Nyaman tanpa iklan. Langganan BisnisPro

REFERENDUM SKOTLANDIA: Efek Domino Bakal Terjadi di Eropa Juga Amerika?

Hari Ini, Kamis 18 September 2014 warga Skotlandia melakukan referendum untuk menentukan nasib negeri itu: Tetap berada dalam rengkuhan Inggris Raya atau tampil sebagai negara berdikari.
Ilustrasi/airtransat.ca
Ilustrasi/airtransat.ca

Bisnis.com, JAKARTA – Hari Ini, Kamis 18 September 2014 warga Skotlandia melakukan referendum untuk menentukan nasib negeri itu: Tetap berada dalam rengkuhan Inggris Raya atau tampil sebagai negara berdikari.

Selain pemerintahan dan warga Inggris yang ketar-ketir dengan hasil akhir referendum itu, Eropa pun turut dibuat kebat-kebit.

Mengutip AFP, Antara pada Minggu (14/9) memberitakan bahwa prospek kemerdekaan Skotlandia meningkatkan ketakutan di Eropa.

Eropa takut kasus Skotlandian memicu gerakan-gerakan pemisahan diri lainnya di benua biru itu.

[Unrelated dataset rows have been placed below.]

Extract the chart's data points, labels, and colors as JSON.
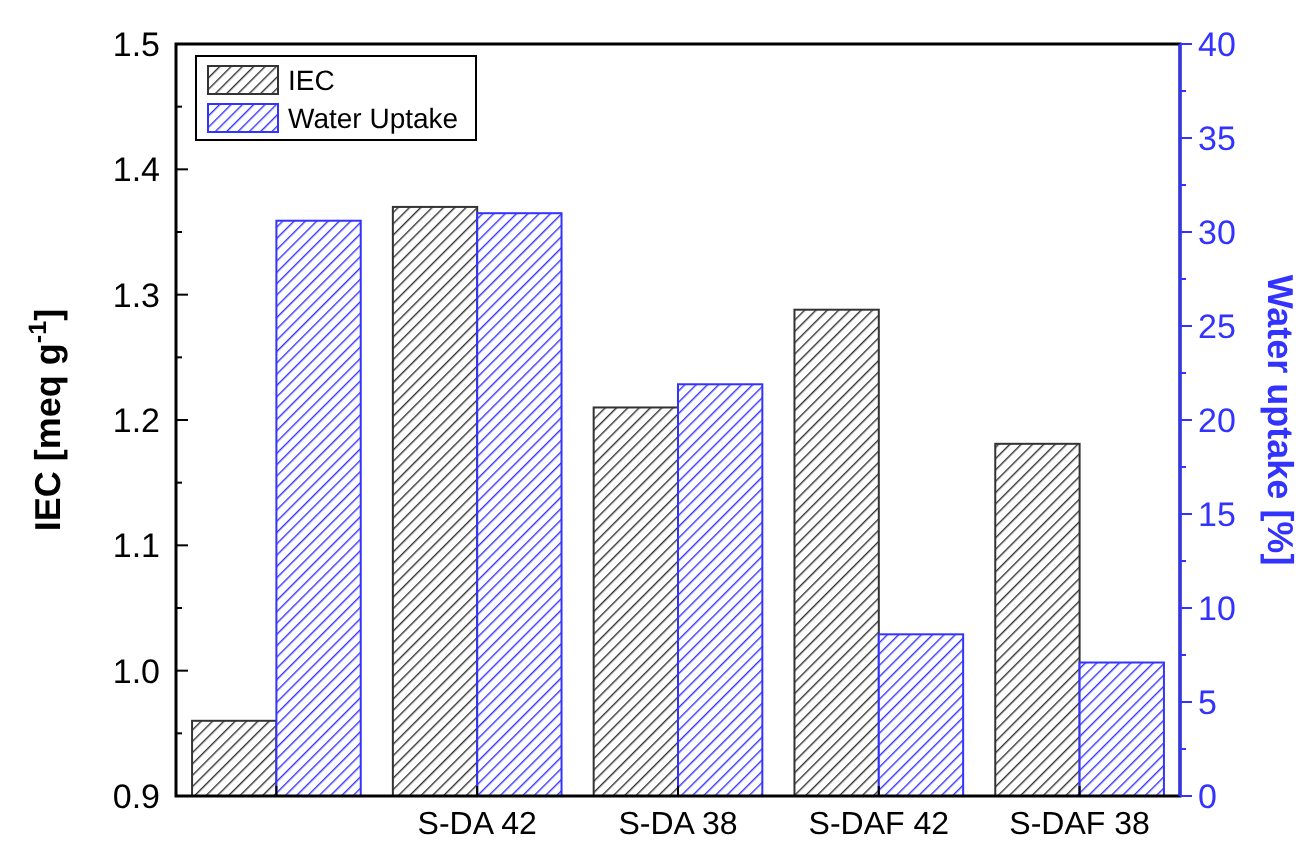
{
  "chart_data": {
    "type": "bar",
    "ylabel": "IEC [meq g$^{-1}$]",
    "y2label": "Water uptake [%]",
    "categories": [
      null,
      "S-DA 42",
      "S-DA 38",
      "S-DAF 42",
      "S-DAF 38"
    ],
    "series": [
      {
        "name": "IEC",
        "color": "#333333",
        "values": [
          0.96,
          1.37,
          1.21,
          1.288,
          1.181
        ]
      },
      {
        "name": "Water Uptake",
        "color": "#3333ff",
        "axis": "y2",
        "values": [
          30.6,
          31.0,
          21.9,
          8.6,
          7.1
        ]
      }
    ],
    "ylim": [
      0.9,
      1.5
    ],
    "yticks": [
      0.9,
      {
        "value": 1,
        "label": "1.0"
      },
      1.1,
      1.2,
      1.3,
      1.4,
      1.5
    ],
    "y2lim": [
      0,
      40
    ],
    "y2ticks": [
      0,
      5,
      10,
      15,
      20,
      25,
      30,
      35,
      40
    ],
    "legend": "top left"
  }
}
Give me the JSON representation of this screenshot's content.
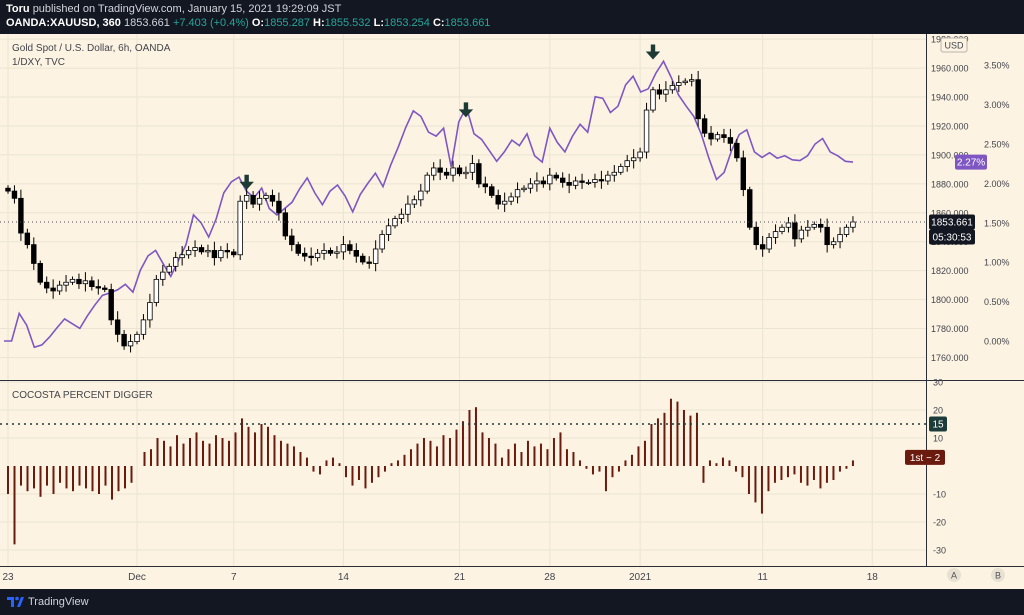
{
  "header": {
    "published_by": "Toru",
    "published_text": "published on TradingView.com, January 15, 2021 19:29:09 JST",
    "symbol": "OANDA:XAUUSD, 360",
    "last": "1853.661",
    "change": "+7.403 (+0.4%)",
    "o_label": "O:",
    "o_val": "1855.287",
    "h_label": "H:",
    "h_val": "1855.532",
    "l_label": "L:",
    "l_val": "1853.254",
    "c_label": "C:",
    "c_val": "1853.661"
  },
  "main_pane": {
    "title": "Gold Spot / U.S. Dollar, 6h, OANDA",
    "overlay_title": "1/DXY, TVC",
    "currency": "USD",
    "price_badge": "1853.661",
    "countdown_badge": "05:30:53",
    "overlay_badge": "2.27%"
  },
  "indicator_pane": {
    "title": "COCOSTA PERCENT DIGGER",
    "level_badge": "15",
    "last_badge": "1st − 2"
  },
  "footer": {
    "brand": "TradingView",
    "scale_a": "A",
    "scale_b": "B"
  },
  "colors": {
    "background": "#fcf3e2",
    "up_candle": "#ffffff",
    "down_candle": "#000000",
    "overlay_line": "#7e57c2",
    "histogram": "#6b1a0e",
    "arrow": "#1d3b34"
  },
  "chart_data": [
    {
      "type": "candlestick",
      "title": "Gold Spot / U.S. Dollar, 6h, OANDA",
      "x_ticks": [
        "23",
        "Dec",
        "7",
        "14",
        "21",
        "28",
        "2021",
        "11",
        "18"
      ],
      "y_ticks": [
        "1760.000",
        "1780.000",
        "1800.000",
        "1820.000",
        "1840.000",
        "1860.000",
        "1880.000",
        "1900.000",
        "1920.000",
        "1940.000",
        "1960.000",
        "1980.000"
      ],
      "ylim": [
        1740,
        1984
      ],
      "close": [
        1875,
        1870,
        1846,
        1838,
        1825,
        1812,
        1808,
        1806,
        1810,
        1812,
        1814,
        1811,
        1813,
        1809,
        1808,
        1807,
        1786,
        1776,
        1768,
        1771,
        1776,
        1786,
        1798,
        1814,
        1819,
        1823,
        1829,
        1831,
        1834,
        1836,
        1833,
        1834,
        1829,
        1834,
        1833,
        1831,
        1868,
        1872,
        1866,
        1870,
        1872,
        1868,
        1860,
        1844,
        1838,
        1832,
        1830,
        1829,
        1832,
        1834,
        1832,
        1833,
        1838,
        1834,
        1830,
        1826,
        1825,
        1835,
        1845,
        1851,
        1856,
        1859,
        1866,
        1869,
        1875,
        1886,
        1891,
        1888,
        1886,
        1891,
        1887,
        1888,
        1894,
        1880,
        1878,
        1872,
        1866,
        1868,
        1871,
        1876,
        1877,
        1880,
        1882,
        1880,
        1886,
        1884,
        1881,
        1879,
        1882,
        1881,
        1881,
        1883,
        1882,
        1886,
        1888,
        1892,
        1896,
        1898,
        1902,
        1931,
        1945,
        1942,
        1945,
        1948,
        1950,
        1951,
        1952,
        1925,
        1915,
        1911,
        1914,
        1912,
        1908,
        1898,
        1876,
        1850,
        1838,
        1835,
        1843,
        1847,
        1850,
        1853,
        1842,
        1848,
        1850,
        1852,
        1850,
        1838,
        1840,
        1845,
        1850,
        1853.661
      ],
      "overlay": {
        "name": "1/DXY, TVC",
        "unit": "%",
        "y_ticks": [
          "0.00%",
          "0.50%",
          "1.00%",
          "1.50%",
          "2.00%",
          "2.50%",
          "3.00%",
          "3.50%"
        ],
        "values": [
          0.0,
          0.0,
          0.35,
          0.2,
          -0.08,
          -0.05,
          0.05,
          0.17,
          0.28,
          0.22,
          0.16,
          0.32,
          0.46,
          0.58,
          0.61,
          0.65,
          0.72,
          0.62,
          0.9,
          1.08,
          1.15,
          0.98,
          0.82,
          1.02,
          1.22,
          1.6,
          1.5,
          1.32,
          1.55,
          1.88,
          2.02,
          2.08,
          1.9,
          1.82,
          1.94,
          1.68,
          1.6,
          1.68,
          1.76,
          1.93,
          2.07,
          1.88,
          1.73,
          1.9,
          1.98,
          1.84,
          1.64,
          1.86,
          2.0,
          2.13,
          1.96,
          2.23,
          2.46,
          2.71,
          2.92,
          2.85,
          2.65,
          2.6,
          2.7,
          2.21,
          2.78,
          2.97,
          2.63,
          2.56,
          2.42,
          2.28,
          2.4,
          2.55,
          2.48,
          2.63,
          2.35,
          2.27,
          2.7,
          2.52,
          2.4,
          2.6,
          2.75,
          2.65,
          3.1,
          3.08,
          2.9,
          2.98,
          3.25,
          3.36,
          3.16,
          3.2,
          3.4,
          3.55,
          3.35,
          3.12,
          2.98,
          2.85,
          2.62,
          2.32,
          2.05,
          2.14,
          2.42,
          2.62,
          2.68,
          2.4,
          2.33,
          2.39,
          2.32,
          2.35,
          2.3,
          2.29,
          2.35,
          2.5,
          2.57,
          2.4,
          2.35,
          2.28,
          2.27
        ]
      },
      "annotations": [
        "down-arrow",
        "down-arrow",
        "down-arrow"
      ]
    },
    {
      "type": "histogram",
      "title": "COCOSTA PERCENT DIGGER",
      "y_ticks": [
        "-30",
        "-20",
        "-10",
        "10",
        "20",
        "30"
      ],
      "ylim": [
        -34,
        32
      ],
      "reference_line": 15,
      "values": [
        -10,
        -28,
        -7,
        -9,
        -8,
        -11,
        -7,
        -10,
        -6,
        -8,
        -9,
        -7,
        -8,
        -9,
        -10,
        -7,
        -12,
        -9,
        -8,
        -6,
        0,
        5,
        6,
        10,
        9,
        7,
        11,
        8,
        10,
        12,
        9,
        8,
        11,
        10,
        9,
        12,
        17,
        14,
        12,
        15,
        14,
        11,
        9,
        8,
        7,
        5,
        3,
        -2,
        -3,
        2,
        3,
        1,
        -4,
        -7,
        -5,
        -8,
        -6,
        -4,
        -2,
        1,
        2,
        4,
        6,
        8,
        10,
        9,
        7,
        11,
        10,
        13,
        16,
        20,
        21,
        12,
        10,
        8,
        3,
        6,
        8,
        5,
        9,
        7,
        8,
        6,
        10,
        12,
        6,
        5,
        2,
        -1,
        -3,
        -2,
        -9,
        -4,
        -2,
        2,
        4,
        7,
        9,
        15,
        17,
        19,
        24,
        23,
        20,
        18,
        19,
        -6,
        2,
        1,
        3,
        2,
        -2,
        -4,
        -10,
        -13,
        -17,
        -9,
        -6,
        -5,
        -4,
        -3,
        -6,
        -7,
        -5,
        -8,
        -6,
        -5,
        -2,
        -1,
        2
      ]
    }
  ]
}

Di Spanyol misalnya ada kelompok nasionalis dari Catalonia, di kawasan lain ada kubu Flanders yang mencermati referendum Skotlandia.

Jika Skotlandia lepas dari Inggris Raya, Brussel (kantor pusat Uni Eropa) mencemaskan kemungkinan anggota utama Uni Eropa seperti Inggris bakal terpecah.

Ketakutan akan efek domino dikabarkan menyebar hingga ke negara-negara anggota EU di bagian timur, tempat negara-negara Baltik mencemaskan Moskow bakal makin mendukung warga negara etnis Rusia menuntut hak lebih.

Sementara itu, EU pun diperkirakan akan kesulitan menerima Skotlandia sebagai negara baru.

"Situasinya sangat sulit bagi EU jika Skotlandia menjadi merdeka, sungguh," kata Pablo Calderon Martinez dari King's College London kepada kantor berita AFP.

EU telah memiliki banyak pengalaman antara lain mengatasi krisis ekonomi dan angka pengangguran tinggi, dan telah menyatakan dalam beberapa hari lalu bahwa pemungutan suara Skotlandia merupakan "urusan internal."

Tetapi Kepala Komisi Eropa Jose Manuel Barroso membuat sikap jelas pada 2012: setiap negara yang baru merdeka dari anggota EU tidak akan lagi menjadi bagian blok itu, dan harus mendaftar lagi menjadi anggota.

Barosso membuat sakit kaum nasionalis pada Februari ketika dia mengatakan akan sangat sulit bagi Skotlandia memperoleh keanggotaan otomatis, dibandingkan dengan Kosovo yang melepaskan diri dari Serbia.

Presiden Dewan Eropa Herman Van Rompuy, sementara itu, menyebut Catalonia pada Desember dengan menyatakan dia "yakin" Spanyol akan tetap "bersatu dan terpercaya." Van Rompuy adalah mantan perdana menteri Belgia. Negara itu terbagi dua antara bagian utara yang berbahasa Flemish dan selatan berbahasa Prancis.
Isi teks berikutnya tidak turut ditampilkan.